Idul Adha Tanpa Daging, Tak Lengkap Rasanya?
Hampir
di seluruh pojok perumahan, perkampungan, perkantoran, sekolahan,
masjid ataupun mushola saling berlomba memotong hewan kurbannya, baik
itu kambing atau sapi. Hari Raya Idul Adha yang dirayakan oleh segenak
umat Muslim ini, baik yang sudah bergelar haji atau yang masih tidak
punya gelar, memang tidak semeriah Hari Raya Idul Fitri yang bisa
dirayakan seminggu penuh, bahkan beberapa daerah bisa merayakannya
selama sebulan. Akan tetapi, Hari Raya ini hanya dirayakan selama satu
hari. Yang special di hari ini adalah kebiasaan sejak zaman Nabi yaitu
memotong hewan kurban yang berarti seharian makan daging sampai enek.
Kebiasaan
makan daging seharian penuh itu dan bisa sampai berhari-hari – kalau
persediaan banyak sekali – mungkin bisa dibilang sudah menjadi tradisi
masyarakat Indonesia.
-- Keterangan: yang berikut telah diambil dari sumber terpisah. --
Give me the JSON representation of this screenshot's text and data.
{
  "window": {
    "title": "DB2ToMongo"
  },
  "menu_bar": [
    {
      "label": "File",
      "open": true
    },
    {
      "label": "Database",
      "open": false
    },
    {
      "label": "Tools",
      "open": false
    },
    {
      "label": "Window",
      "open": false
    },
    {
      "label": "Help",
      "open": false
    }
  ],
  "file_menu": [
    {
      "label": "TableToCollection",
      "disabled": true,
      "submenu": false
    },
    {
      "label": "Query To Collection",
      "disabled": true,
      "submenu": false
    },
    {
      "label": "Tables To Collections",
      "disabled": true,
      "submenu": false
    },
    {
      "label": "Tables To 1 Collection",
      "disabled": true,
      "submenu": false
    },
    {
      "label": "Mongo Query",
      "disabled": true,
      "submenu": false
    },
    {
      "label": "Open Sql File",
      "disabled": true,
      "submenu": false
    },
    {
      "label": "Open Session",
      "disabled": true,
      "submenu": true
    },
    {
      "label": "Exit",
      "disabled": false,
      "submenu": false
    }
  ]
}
Baik yang muslim ataupun non muslim, karena di
lingkungan rumah saya yang lama, tradisi kurban tidak dilakukan sesuai
dengan tujuan awal perintah kurban itu sendiri, yaitu memberikan
kesempatan kepada fakir miskin untuk merasakan daging, melainkan
berkurban dan dibagikan kepada para tetangga sendiri yang notabene-nya
bukan fakir miskin. yaaahh.. yang penting judulnya kurban. :D
Tetapi
saya pikir, di lingkungan rumah saya yang baru saat ini, tradisi kurban
sudah cukup sesuai dengan yang diperintahkan. Karena di sana masih
terdapat cukup banyak orang-orang menengah ke bawah. Meskipun begitu,
orang yang berkurban, tetap mendapat bagian daging yang cukup banyak.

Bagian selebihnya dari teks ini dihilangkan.